«Tutto è pronto» per il referendum catalano. Anche la reazione di Madrid, sembra di capire: «Non ci sarà alcun referendum»■, ha detto Inigo Mendez de Vigo, portavoce del governo centrale che ha già inviato più di 10mila agenti di polizia nella regione. Il presidente catalano Carles Puigdemont dovrà «rispondere davanti ai tribunali»,■ ha aggiunto Mendez, per la sua «grave slealtà istituzionale».
«Siamo in presenza - ha aggiunto - di un processo di disobbedienza costituzionale contro una democrazia europea consolidata e prestigiosa come quella spagnola, in pieno XXI sec olo». Un magistrato spagnolo ha anche ordinato a Google di chiudere l’app che consente agli elettore catalani di sapere dove potranno votare, mentre sono stati vietati voli privati su Barcellona.
Le preparazioni per il referendum in ogni caso proseguono. Il portavoce del governo regionale Jordi Turull ha ribadito che domenica si voterà «pacificamente»■ dalle 8 alle 20. «Tutto è pronto nei 2mila collegi elettorali e più»,■ha detto. «Hanno tutto quel che occorre perché la gente possa esprimere il proprio voto», ha aggiunto Puidgemont. «Né il governo né i cittadini della Catalogna stanno facendo nulla di male», ha aggiunto il vicepresidente calatano Oriol Junqueras che ha denunciato lo «stato di eccezione» instaurato da Madrid.
L’indicazione dei separatisti agli elettori è di recarsi alle urne manifestando «resistenza pacifica» anche se sarà loro impedito di votare. Junqueras ha aggiunto che sono state previste «alternative» per i seggi nel caso fosse impedito il voto. Il 63% degli aventi diritto, circa 3,4 milioni di persone, avrebbe intenzione di votare domenica, secondo un sondaggio Gas: sono dieci punti in più rispetto a due settimane. Il 27,7% dice invece che non voterà. La polizia spagnola, peraltro, non è riuscita ancora a sequestrare alcune delle urne predisposte dal governo catalano. L’Agenzia di Protezione dei Dati del governo spagnolo ha però minacciato di imporre sanzioni fino a 600mila euro per le persone che formeranno i seggi elettorali, per «l’uso fraudolenti» dei dati degli elettori, mentre un magistrato spagnolo ha ordinato a Google di chiudere l'applicazione che consente di sapere dove gli elettori catalani potranno votare, resa nota dal presidente Carles Puigdemont mercoledì scorso dopo che altri siti erano stati chiusi per ordine della giustizia spagnola.
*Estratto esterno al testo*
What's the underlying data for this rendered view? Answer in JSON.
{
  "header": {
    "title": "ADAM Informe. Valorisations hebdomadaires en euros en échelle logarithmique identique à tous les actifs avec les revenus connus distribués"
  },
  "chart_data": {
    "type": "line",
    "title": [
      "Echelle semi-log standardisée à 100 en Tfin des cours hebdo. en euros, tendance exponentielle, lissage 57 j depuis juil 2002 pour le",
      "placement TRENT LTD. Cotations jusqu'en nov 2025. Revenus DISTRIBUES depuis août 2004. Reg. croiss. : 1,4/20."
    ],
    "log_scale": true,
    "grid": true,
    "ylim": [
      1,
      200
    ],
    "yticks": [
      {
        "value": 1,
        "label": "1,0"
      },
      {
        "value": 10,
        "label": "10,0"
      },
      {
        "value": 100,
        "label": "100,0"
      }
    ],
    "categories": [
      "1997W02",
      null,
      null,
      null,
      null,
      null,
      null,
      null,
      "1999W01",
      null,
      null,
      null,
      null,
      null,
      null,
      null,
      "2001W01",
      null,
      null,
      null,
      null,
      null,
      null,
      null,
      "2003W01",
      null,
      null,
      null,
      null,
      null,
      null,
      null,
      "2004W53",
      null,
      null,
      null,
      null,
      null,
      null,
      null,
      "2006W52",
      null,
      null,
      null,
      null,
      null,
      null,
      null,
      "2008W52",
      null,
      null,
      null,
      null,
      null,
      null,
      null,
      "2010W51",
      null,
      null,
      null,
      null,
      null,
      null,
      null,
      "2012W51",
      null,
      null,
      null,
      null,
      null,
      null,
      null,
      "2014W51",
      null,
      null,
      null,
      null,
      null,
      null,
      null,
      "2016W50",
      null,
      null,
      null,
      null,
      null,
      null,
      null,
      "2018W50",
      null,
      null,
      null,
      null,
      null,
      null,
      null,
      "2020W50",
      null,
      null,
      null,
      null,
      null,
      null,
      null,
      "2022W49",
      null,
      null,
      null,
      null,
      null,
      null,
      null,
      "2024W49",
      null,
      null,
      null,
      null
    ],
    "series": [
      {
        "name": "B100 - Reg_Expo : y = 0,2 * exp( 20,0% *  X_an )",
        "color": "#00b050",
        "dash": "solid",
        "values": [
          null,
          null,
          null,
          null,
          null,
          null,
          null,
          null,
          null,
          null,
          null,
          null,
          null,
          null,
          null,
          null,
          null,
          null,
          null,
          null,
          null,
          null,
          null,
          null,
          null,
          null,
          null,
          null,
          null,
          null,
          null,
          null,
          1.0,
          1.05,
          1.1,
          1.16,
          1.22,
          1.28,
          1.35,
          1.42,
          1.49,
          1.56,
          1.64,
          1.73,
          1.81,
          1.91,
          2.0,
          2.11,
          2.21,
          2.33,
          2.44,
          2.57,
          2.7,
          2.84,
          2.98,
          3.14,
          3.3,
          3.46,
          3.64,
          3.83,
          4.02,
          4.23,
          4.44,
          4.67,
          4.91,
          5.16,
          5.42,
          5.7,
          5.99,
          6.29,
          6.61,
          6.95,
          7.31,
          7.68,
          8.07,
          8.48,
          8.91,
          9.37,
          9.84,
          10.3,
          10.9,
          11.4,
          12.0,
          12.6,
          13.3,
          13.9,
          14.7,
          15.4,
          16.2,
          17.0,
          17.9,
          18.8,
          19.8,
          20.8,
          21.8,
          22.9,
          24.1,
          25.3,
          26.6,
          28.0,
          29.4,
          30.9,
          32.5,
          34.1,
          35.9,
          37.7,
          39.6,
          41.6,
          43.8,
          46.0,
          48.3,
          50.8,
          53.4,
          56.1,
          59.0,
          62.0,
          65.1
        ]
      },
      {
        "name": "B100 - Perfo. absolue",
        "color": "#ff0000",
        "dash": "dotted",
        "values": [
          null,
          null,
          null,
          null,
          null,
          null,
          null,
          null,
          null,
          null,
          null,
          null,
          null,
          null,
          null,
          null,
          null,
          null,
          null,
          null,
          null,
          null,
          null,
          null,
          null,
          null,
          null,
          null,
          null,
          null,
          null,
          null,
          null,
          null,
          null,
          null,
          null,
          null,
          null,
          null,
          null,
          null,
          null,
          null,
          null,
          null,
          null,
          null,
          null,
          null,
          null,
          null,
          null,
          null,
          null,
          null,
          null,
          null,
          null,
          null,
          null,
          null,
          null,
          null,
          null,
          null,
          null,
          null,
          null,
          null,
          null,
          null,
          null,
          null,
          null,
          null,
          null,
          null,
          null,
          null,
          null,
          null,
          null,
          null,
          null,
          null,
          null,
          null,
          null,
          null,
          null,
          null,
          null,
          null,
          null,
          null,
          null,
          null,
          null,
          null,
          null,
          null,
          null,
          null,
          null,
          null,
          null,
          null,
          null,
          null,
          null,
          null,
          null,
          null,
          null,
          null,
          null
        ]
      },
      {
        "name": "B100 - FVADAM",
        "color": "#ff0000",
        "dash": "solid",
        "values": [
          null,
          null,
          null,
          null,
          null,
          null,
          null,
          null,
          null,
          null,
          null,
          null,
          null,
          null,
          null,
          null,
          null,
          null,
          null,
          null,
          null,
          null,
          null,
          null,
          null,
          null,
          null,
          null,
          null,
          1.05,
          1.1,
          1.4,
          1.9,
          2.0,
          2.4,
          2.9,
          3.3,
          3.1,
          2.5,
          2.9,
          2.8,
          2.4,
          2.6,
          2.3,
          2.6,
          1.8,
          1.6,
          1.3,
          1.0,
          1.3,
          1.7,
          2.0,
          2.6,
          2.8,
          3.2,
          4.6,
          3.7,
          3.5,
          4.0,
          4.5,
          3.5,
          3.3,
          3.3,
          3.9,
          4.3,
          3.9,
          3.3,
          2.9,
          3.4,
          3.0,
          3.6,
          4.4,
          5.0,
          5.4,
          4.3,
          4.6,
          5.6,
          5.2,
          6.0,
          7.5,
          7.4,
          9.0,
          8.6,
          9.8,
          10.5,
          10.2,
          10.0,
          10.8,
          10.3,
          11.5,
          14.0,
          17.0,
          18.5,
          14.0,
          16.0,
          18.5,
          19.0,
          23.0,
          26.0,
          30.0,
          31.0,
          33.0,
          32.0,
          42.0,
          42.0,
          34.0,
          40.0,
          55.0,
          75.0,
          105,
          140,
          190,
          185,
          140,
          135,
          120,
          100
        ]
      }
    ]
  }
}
Molte scuole, che ospitano le sezioni elettorali, sono state occupate dagli studenti - spesso spronati dai genitori - per evitare che abbia effetto il “cordone sanitario” predisposto dalla polizia di Madrid. Circa 60mila persone, secondo gli organizzatori delle occupazioni, si sono registrate per partecipare: hanno a disposizione tende, sacchi a peli, paella a volontà - gratuita - e spettacoli cinematografici. Centinaia di trattori sono intanto scesi nelle piazze di Barcellona e di tutte le principali città della regione in difesa del referendum.
Puidgemont si è anche rivolto alla polizia spagnola, chiedendo di agire con professionalità, e non come una polizia politica. «Mi piacerebbe che usassero gli stessi standard» della polizia catalana: «Non standard politici, su ordini politici, ma attività di polizia e standard professionali».
Josep Lluis Trapero, capo della polizia catalana, i Mossos d’Esquadra, ha ordinato ai suoi uomini, in una circolare, di non usare violenza contro chi attuerà forme di resistenza passiva. «L’uso della forza dovrà limitarsi ad accompagnare le persone fuori dai centri o per aprire un passaggio per la polizia.
Una denuncia contro il procuratore generale spagnolo José Manuel Maza e il procuratore capo per la catalonia José Maria Romero de Tejada, accusati di abuso di potere, è stata presentata dal ministro della Giustizia catalano Carles Mundó. I due magistrati avrebbero guidato la prima manovra repressiva contro le istituzioni catalane. Mundó ritiene che abbiano agito «al di fuori della legge» e che organizzare un referendum secondo la legge spagnola «non è reato».
Non mancano aperture a quella che sembra una delle poche soluzioni all’impasse: la trattativa. «Siamo assolutamente disposti a negoziare. Quando lo vorrà lo Stato spagnolo»,■ ha detto il ministro degli Esteri catalano Raul Romeva. «Abbiamo cercato di farlo per anni», ha aggiunto. Il governo centrale di Madrid ha intanto cercato di ridimensionare le preoccupazioni degli investitori: garantirà - ha spiegato un funzionario anonimo - i pagamenti a tutti i creditori dell’amministrazione regionale catalana.